The AKP’s March anger
Istanbul Provincial Governate, in a letter it has sent to CHP municipalities in İstanbul, is seeking defences to suggestions they participated in and supported the Justice March.
Erdem GülIt has been eighty days since the end of the Justice March that CHP General Chair Kemal
Kılıçdaroğlu staged in reaction to the detaining of Istanbul MP Enis Berberoğlu, but the
AKP’s anger has not subsided. A probe has been launched into CHP municipalities over
suggestions that they “contributed towards and supported the march.” Kılıçdaroğlu launched
the march on 15 June in reaction to the detaining of Berberoğlu. It lasted 24 days from
Ankara to Istanbul with the participation of, along with CHP supporters, the parties and
circles that waged the “no” campaign in the referendum. The march concluded with the
Maltepe rally on 9 July.
The March and the AKP
The AKP found it hard to take a position over the march from the first day.

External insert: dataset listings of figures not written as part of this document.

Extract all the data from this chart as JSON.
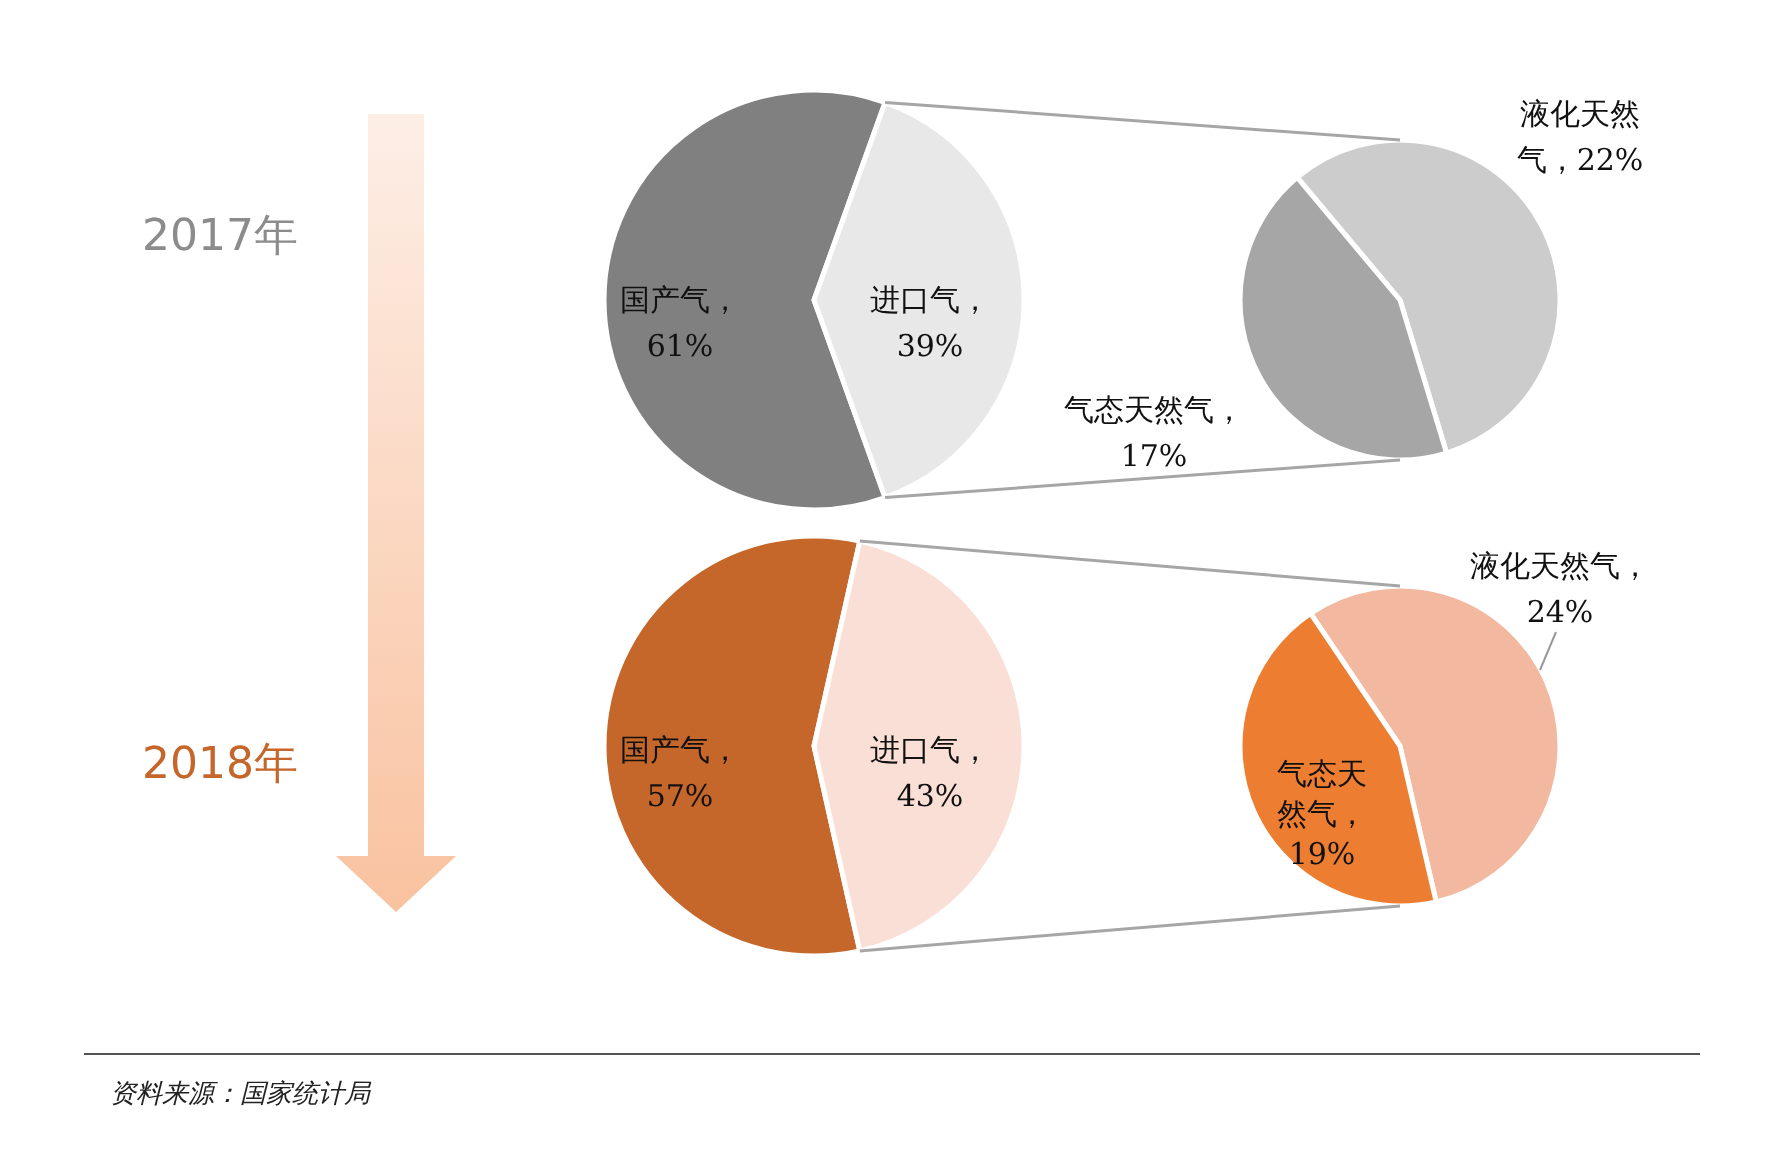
{
  "chart_data": [
    {
      "type": "pie",
      "title": "2017年",
      "categories": [
        "国产气",
        "进口气"
      ],
      "values": [
        61,
        39
      ],
      "colors": [
        "#808080",
        "#e8e8e8"
      ],
      "value_labels": [
        "，61%",
        "，39%"
      ]
    },
    {
      "type": "pie",
      "categories": [
        "液化天然气",
        "气态天然气"
      ],
      "values": [
        22,
        17
      ],
      "colors": [
        "#cccccc",
        "#a6a6a6"
      ],
      "value_labels": [
        "，22%",
        "，17%"
      ]
    },
    {
      "type": "pie",
      "title": "2018年",
      "categories": [
        "国产气",
        "进口气"
      ],
      "values": [
        57,
        43
      ],
      "colors": [
        "#c5662a",
        "#fadfd6"
      ],
      "value_labels": [
        "，57%",
        "，43%"
      ],
      "annotations": [
        "资料来源：国家统计局"
      ]
    },
    {
      "type": "pie",
      "categories": [
        "液化天然气",
        "气态天然气"
      ],
      "values": [
        24,
        19
      ],
      "colors": [
        "#f3b8a0",
        "#ed7d31"
      ],
      "value_labels": [
        "，24%",
        "，19%"
      ]
    }
  ]
}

The ruling party initially adopted a hard line with pronouncements that the march would be criminal, but at later stages, while maintaining its critical stance, positioned itself in favour of the march ending without incident. At the final stage, precautions for the safety of the march were stepped up. But there was no softening of the tone of the harsh accusations against Kılıçdaroğlu in particular and the march. With the CHP side putting participation at the march’s finale, the Maltepe rally, at two million, talk of 175,000 emanated from the rulership. Subsequently, the march has been characterised, particularly from the viewpoint of CHP supporters and participants, as being the most important social action of recent years, while for the ruling party it has always been the “so-called justice march.” For the first time, the AKP has taken the incriminatory stance that it has maintained towards the march from mere rhetoric and comment to implementation. With eighty days having passed since the march, the rulership’s first sanctions have been rolled out. CHP municipalities have been singled out as the first target over the march. Istanbul Provincial Governate has written to the CHP Şişli, Kadıköy and Avcılar municipalities and launched a probe into the march. The provincial governate, premised on the appearance of reports in the media about support and contributions that CHP municipalities provided during the march, has raised the allegations in the letter it sent to municipalities that the CHP “provided material resources, made material contributions and transferred municipal funds” to the march it staged. The governate is seeking the municipalities’ defences in its letter. There is also concern as to whether the initial probe will be expanded and whether an administrative probe will turn into a penal probe.
Indication of panic
The CHP’s deputy general chair with responsibility for local administrations, Seyit Torun, has confirmed the probe launched in Istanbul into CHP municipalities over suggestions that they supported the Justice March. Torun, noting that the march was not a CHP action, but a social movement, and a great many social circles participated in and supported the march and this was not a crime, commented, “The Justice March was not an action over which the CHP had a monopoly. It was a social action and an important quest for justice in the which the wide masses participated spontaneously. Now, the rulership is trying to the vent the anger it feels at the major social movement this march has engendered towards municipalities. This is unacceptable. These probes are a clear indication the state of panic into which the ruling party has fallen.”